Она обхватывает голову руками.
– В результате аварии погиб мой муж, Вэндал. Я чуть не умерла. И ты допустил, чтобы я сидела здесь и ревела, ты никогда не собирался рассказывать мне об этом.
– Знаю, я должен был тебе рассказать.
– Ты заставил меня говорить о Нике. Христос, ты даже расспрашивал о сексе с ним. Как ты мог, зная, что посодействовал его смерти? Ты прикасался ко мне. Ты осознаешь, как это больно? Разве ты не чувствуешь вину за то, что сделал? – она качает головой, слеза падает на пол, растворяясь. Как и мы.
Я опускаю голову, понимая, что она права.
– Да. Ты права. Это ужасно и для меня, мне очень жаль.
– Это все, что ты можешь сказать? Ты сожалеешь? – она дает мне пощечину, и я замираю в шоке, потирая щеку. Через несколько секунд я поднимаю глаза, чтобы встретиться с ней взглядом.
– Да, я действительно сожалею. Ты не представляешь, как я сожалею. Я не думал, что делаю. Я увидел тебя на кладбище и не смог забыть. Я ненавижу себя за то, что погубил столько жизней, включая твою. Ты была счастлива и любила, а я все испортил, – я подыскиваю правильные слова, но они никак не приходят. – Думал, получится вернуть это тебе, сделать все лучше.
– Лучше для кого? Для себя? Избавиться от чувства вины?
– Лучше для нас обоих. Чтобы мы прошли через это не в одиночку. Хотел, чтобы ты улыбалась так же, как на твоих старых фотографиях. Я хотел знать, каково это быть причиной твоей улыбки, а не страданий.
Я ненавижу себя сейчас еще больше чем раньше, и это говорит о многом. Не знаю, как бороться с этим или как оправдать себя. Мне никогда не приходилось этого делать. Никогда не было причины для этого. Я не знаю, как логически объяснить свои действия, ведь раньше в них не было логики. Я просто делал то, что хотел. Она не сможет понять мое поведение, ведь я сам не понимаю.
Она смотрит на меня, не моргая, в течение длительного времени. Похоже, она в шоке. Я теряю ее, я понимаю это, но не знаю, какие слова подобрать, чтобы исправить это. Знаю, как выразить это физически, но в данном случае это не сработает.
– Мой муж погиб. Что ты делал, когда врезался в нас? Был пьян?
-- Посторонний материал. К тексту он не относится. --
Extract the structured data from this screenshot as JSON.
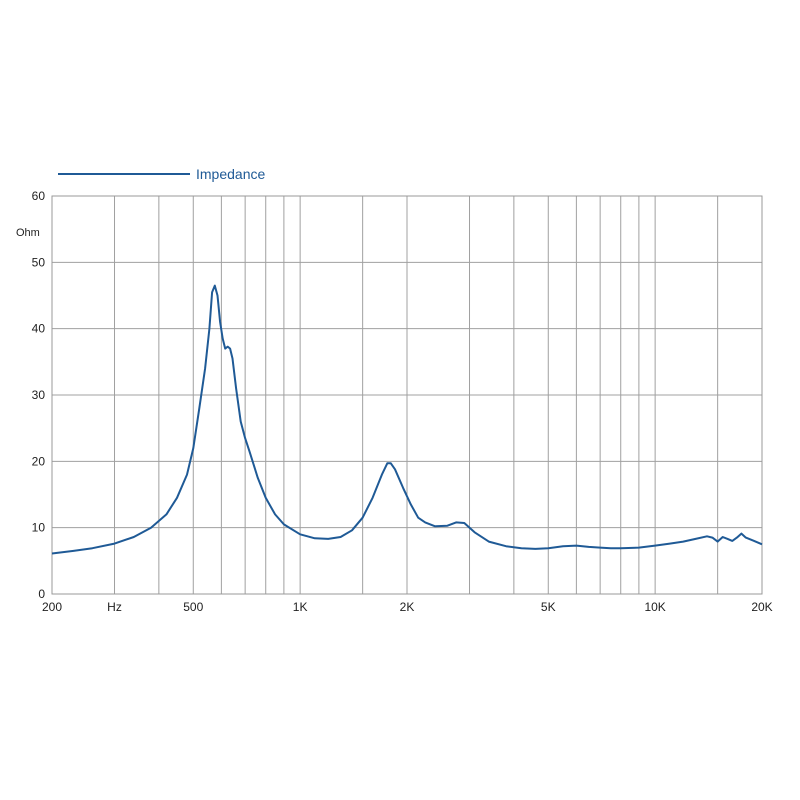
{
  "chart_data": {
    "type": "line",
    "title": "",
    "xlabel": "",
    "ylabel": "",
    "x_scale": "log",
    "xlim": [
      200,
      20000
    ],
    "ylim": [
      0,
      60
    ],
    "y_unit": "Ohm",
    "grid": true,
    "legend_position": "top-left",
    "x_tick_labels": [
      {
        "value": 200,
        "label": "200"
      },
      {
        "value": 300,
        "label": "Hz"
      },
      {
        "value": 500,
        "label": "500"
      },
      {
        "value": 1000,
        "label": "1K"
      },
      {
        "value": 2000,
        "label": "2K"
      },
      {
        "value": 5000,
        "label": "5K"
      },
      {
        "value": 10000,
        "label": "10K"
      },
      {
        "value": 20000,
        "label": "20K"
      }
    ],
    "x_gridlines": [
      300,
      400,
      500,
      600,
      700,
      800,
      900,
      1000,
      1500,
      2000,
      3000,
      4000,
      5000,
      6000,
      7000,
      8000,
      9000,
      10000,
      15000,
      20000
    ],
    "y_ticks": [
      0,
      10,
      20,
      30,
      40,
      50,
      60
    ],
    "series": [
      {
        "name": "Impedance",
        "color": "#1f5a96",
        "points": [
          [
            200,
            6.1
          ],
          [
            230,
            6.5
          ],
          [
            260,
            6.9
          ],
          [
            300,
            7.6
          ],
          [
            340,
            8.6
          ],
          [
            380,
            10.0
          ],
          [
            420,
            12.0
          ],
          [
            450,
            14.5
          ],
          [
            480,
            18.0
          ],
          [
            500,
            22.0
          ],
          [
            520,
            28.0
          ],
          [
            540,
            34.0
          ],
          [
            555,
            40.0
          ],
          [
            565,
            45.5
          ],
          [
            575,
            46.5
          ],
          [
            585,
            45.0
          ],
          [
            595,
            41.0
          ],
          [
            605,
            38.5
          ],
          [
            615,
            37.0
          ],
          [
            625,
            37.3
          ],
          [
            635,
            37.0
          ],
          [
            645,
            35.5
          ],
          [
            660,
            31.0
          ],
          [
            680,
            26.0
          ],
          [
            700,
            23.5
          ],
          [
            720,
            21.5
          ],
          [
            760,
            17.5
          ],
          [
            800,
            14.5
          ],
          [
            850,
            12.0
          ],
          [
            900,
            10.5
          ],
          [
            1000,
            9.0
          ],
          [
            1100,
            8.4
          ],
          [
            1200,
            8.3
          ],
          [
            1300,
            8.6
          ],
          [
            1400,
            9.6
          ],
          [
            1500,
            11.5
          ],
          [
            1600,
            14.5
          ],
          [
            1700,
            18.0
          ],
          [
            1760,
            19.7
          ],
          [
            1800,
            19.7
          ],
          [
            1850,
            18.8
          ],
          [
            1950,
            16.0
          ],
          [
            2050,
            13.5
          ],
          [
            2150,
            11.5
          ],
          [
            2250,
            10.8
          ],
          [
            2400,
            10.2
          ],
          [
            2600,
            10.3
          ],
          [
            2750,
            10.8
          ],
          [
            2900,
            10.7
          ],
          [
            3100,
            9.3
          ],
          [
            3400,
            7.9
          ],
          [
            3800,
            7.2
          ],
          [
            4200,
            6.9
          ],
          [
            4600,
            6.8
          ],
          [
            5000,
            6.9
          ],
          [
            5500,
            7.2
          ],
          [
            6000,
            7.3
          ],
          [
            6500,
            7.1
          ],
          [
            7000,
            7.0
          ],
          [
            7500,
            6.9
          ],
          [
            8000,
            6.9
          ],
          [
            9000,
            7.0
          ],
          [
            10000,
            7.3
          ],
          [
            11000,
            7.6
          ],
          [
            12000,
            7.9
          ],
          [
            13000,
            8.3
          ],
          [
            14000,
            8.7
          ],
          [
            14500,
            8.5
          ],
          [
            15000,
            7.9
          ],
          [
            15500,
            8.6
          ],
          [
            16000,
            8.3
          ],
          [
            16500,
            8.0
          ],
          [
            17000,
            8.5
          ],
          [
            17500,
            9.1
          ],
          [
            18000,
            8.5
          ],
          [
            19000,
            8.0
          ],
          [
            20000,
            7.5
          ]
        ]
      }
    ]
  }
}
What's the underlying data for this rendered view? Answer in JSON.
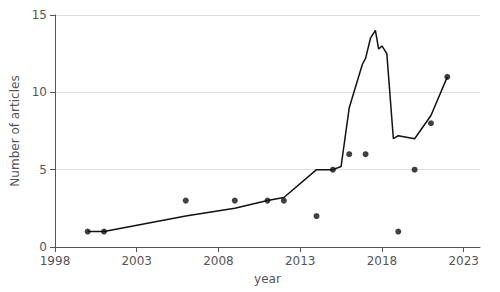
{
  "chart_data": {
    "type": "scatter",
    "xlabel": "year",
    "ylabel": "Number of articles",
    "xlim": [
      1998,
      2024
    ],
    "ylim": [
      0,
      15
    ],
    "xticks": [
      1998,
      2003,
      2008,
      2013,
      2018,
      2023
    ],
    "yticks": [
      0,
      5,
      10,
      15
    ],
    "grid": true,
    "series": [
      {
        "type": "scatter",
        "color": "#111111",
        "x": [
          2000,
          2001,
          2006,
          2009,
          2011,
          2012,
          2014,
          2015,
          2016,
          2017,
          2019,
          2020,
          2021,
          2022
        ],
        "values": [
          1,
          1,
          3,
          3,
          3,
          3,
          2,
          5,
          6,
          6,
          1,
          5,
          8,
          11
        ]
      },
      {
        "type": "line",
        "color": "#111111",
        "x": [
          2000,
          2001,
          2006,
          2009,
          2011,
          2012,
          2014,
          2015,
          2015.5,
          2016,
          2016.8,
          2017.0,
          2017.3,
          2017.6,
          2017.8,
          2018.0,
          2018.3,
          2018.7,
          2019.0,
          2020,
          2021,
          2022
        ],
        "values": [
          1,
          1,
          2,
          2.5,
          3,
          3.2,
          5,
          5,
          5.2,
          9,
          11.8,
          12.2,
          13.5,
          14.0,
          12.8,
          13.0,
          12.5,
          7.0,
          7.2,
          7.0,
          8.5,
          11
        ]
      }
    ]
  }
}
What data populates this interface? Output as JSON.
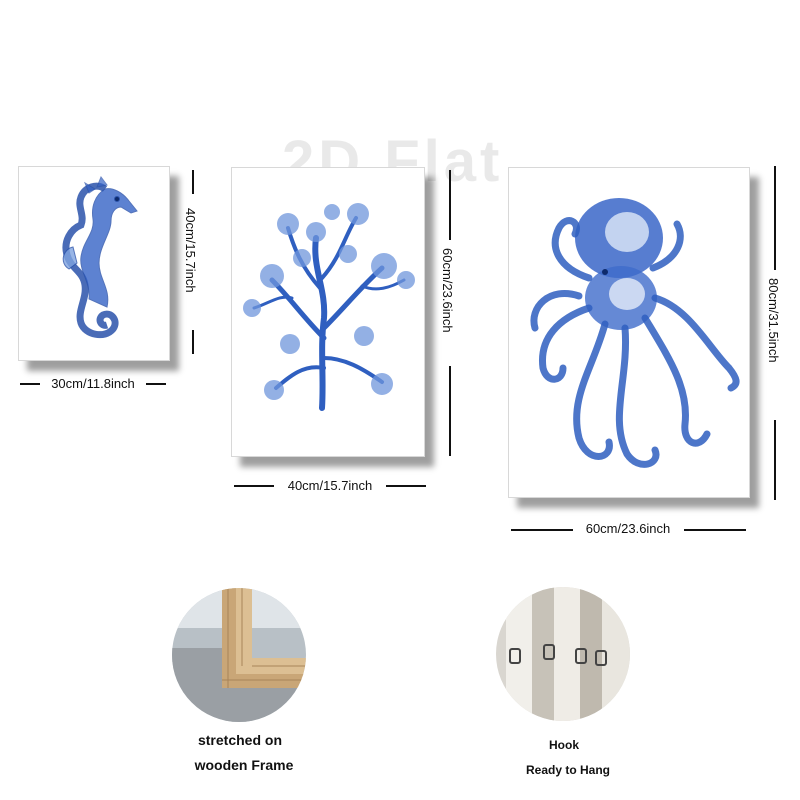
{
  "watermark": "2D Flat",
  "panels": [
    {
      "name": "seahorse",
      "width_label": "30cm/11.8inch",
      "height_label": "40cm/15.7inch"
    },
    {
      "name": "coral",
      "width_label": "40cm/15.7inch",
      "height_label": "60cm/23.6inch"
    },
    {
      "name": "octopus",
      "width_label": "60cm/23.6inch",
      "height_label": "80cm/31.5inch"
    }
  ],
  "features": [
    {
      "name": "wooden-frame",
      "caption_line1": "stretched on",
      "caption_line2": "wooden Frame"
    },
    {
      "name": "hook",
      "caption_line1": "Hook",
      "caption_line2": "Ready to Hang"
    }
  ],
  "colors": {
    "ink_blue": "#2f5fc0",
    "light_blue": "#7fa3e0",
    "wood": "#d8b98c"
  }
}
Зажимался с девушкой? Я должна знать, что случилось. Писал на телефоне сообщение? Дочь отвлекла тебя? Скажи мне! – требует она.
– Нет ... ничего из этого. Я уснул. Я был истощен и не должен был садиться за руль. Клянусь, это правда, Табита. Я никогда не пил, когда садился в машину с Кэти, не зажимался девушкой, не писал сообщения.
Она уставилась на меня, не моргая, слезы продолжают капать из ее глаз.
– Так трудно оставаться в сознании за рулем? – плачет она. – Нормальные люди не водят машину в таком состоянии, да еще и по темной горной дороге.
– Я знаю, но нужно было отвезти Кэти домой. Ее стерва-мать угрожала мне, – я хватаю ее за руки. – Пожалуйста, Таби, послушай меня…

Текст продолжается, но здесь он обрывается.